Let Freedom Ring
Najha Zigbi-Johnson (pictured left) and Lesedi Graveline ’17 (CLAS) (pictured right)
Lesedi Graveline ’17 (CLAS) says it was her UConn education that fostered her affinity for social justice and for addressing the deficit of Black and Brown voices in academia — especially at her current university, Harvard, where she is pursuing a master of theological studies.
“There’s a dire need for more Black scholarly work, particularly at the Ivy League level.
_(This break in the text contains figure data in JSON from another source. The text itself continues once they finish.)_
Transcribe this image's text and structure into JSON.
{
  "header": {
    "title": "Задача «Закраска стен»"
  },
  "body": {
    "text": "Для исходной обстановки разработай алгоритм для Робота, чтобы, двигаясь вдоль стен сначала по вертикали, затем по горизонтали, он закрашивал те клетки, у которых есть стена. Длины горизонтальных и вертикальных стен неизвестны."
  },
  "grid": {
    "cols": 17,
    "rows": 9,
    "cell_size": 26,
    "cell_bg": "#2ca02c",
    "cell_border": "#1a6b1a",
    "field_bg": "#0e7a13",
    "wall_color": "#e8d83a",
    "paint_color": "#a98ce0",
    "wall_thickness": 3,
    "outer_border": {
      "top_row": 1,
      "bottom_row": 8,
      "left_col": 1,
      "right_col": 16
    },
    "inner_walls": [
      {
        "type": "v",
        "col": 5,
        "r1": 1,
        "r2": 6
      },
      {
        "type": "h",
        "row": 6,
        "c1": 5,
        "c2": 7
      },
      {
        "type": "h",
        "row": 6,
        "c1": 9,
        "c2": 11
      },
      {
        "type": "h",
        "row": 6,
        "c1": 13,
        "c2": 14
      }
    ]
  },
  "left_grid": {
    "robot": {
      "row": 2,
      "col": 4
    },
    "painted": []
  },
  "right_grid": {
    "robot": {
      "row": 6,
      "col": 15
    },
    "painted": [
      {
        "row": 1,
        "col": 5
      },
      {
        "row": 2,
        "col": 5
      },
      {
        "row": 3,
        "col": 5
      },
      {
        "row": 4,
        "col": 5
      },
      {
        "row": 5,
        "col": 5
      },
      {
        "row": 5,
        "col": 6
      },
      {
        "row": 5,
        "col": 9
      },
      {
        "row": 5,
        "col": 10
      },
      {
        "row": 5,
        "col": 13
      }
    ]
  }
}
Harvard is a complicated place with a complicated history, given that it was built by slaves,” says Graveline. “And we as Black scholars have a contentious relationship with the university,” which is why she knew she had to be a part of the Freedom School.
“Freedom School: A Seminar on Theory and Praxis for Black Studies in the United States” is a two-semester, one-credit course established at Harvard last fall by Graveline’s colleague and friend Najha Zigbi-Johnson.
This course, says Graveline, “demonstrates that there’s knowledge coming from our communities and our experiences, and exchanging that knowledge and experience with each other is still a scholarly exercise.”
Grounded in the framework of the 1964 Mississippi Freedom Schools that provided a supplemental education in history and social justice for African American youth, it is student-led and features a nontraditional curriculum steeped in Afro-surrealism and Afro-futurism. Its pièce de résistance is a 94-page literary magazine that Graveline co-edits. The poems, essays, stories, and artwork come from writers and artists “across arbitrary divisions of race, class, gender, religion and sexuality,” reads the foreword.
Graveline and her Freedom School cohorts hope the magazine serves as a call to action to create, inspire, and imagine without constraint. And as a new semester begins, she says that while this moment is filled with uncertainty there is also opportunity. “I’m a strong advocate for finding beauty in uncertainty and the opportunity for growth in unpredictability,” she said. “It is scary, and overwhelming, but it also means all the possibilities in the world — and there’s a freedom in that.”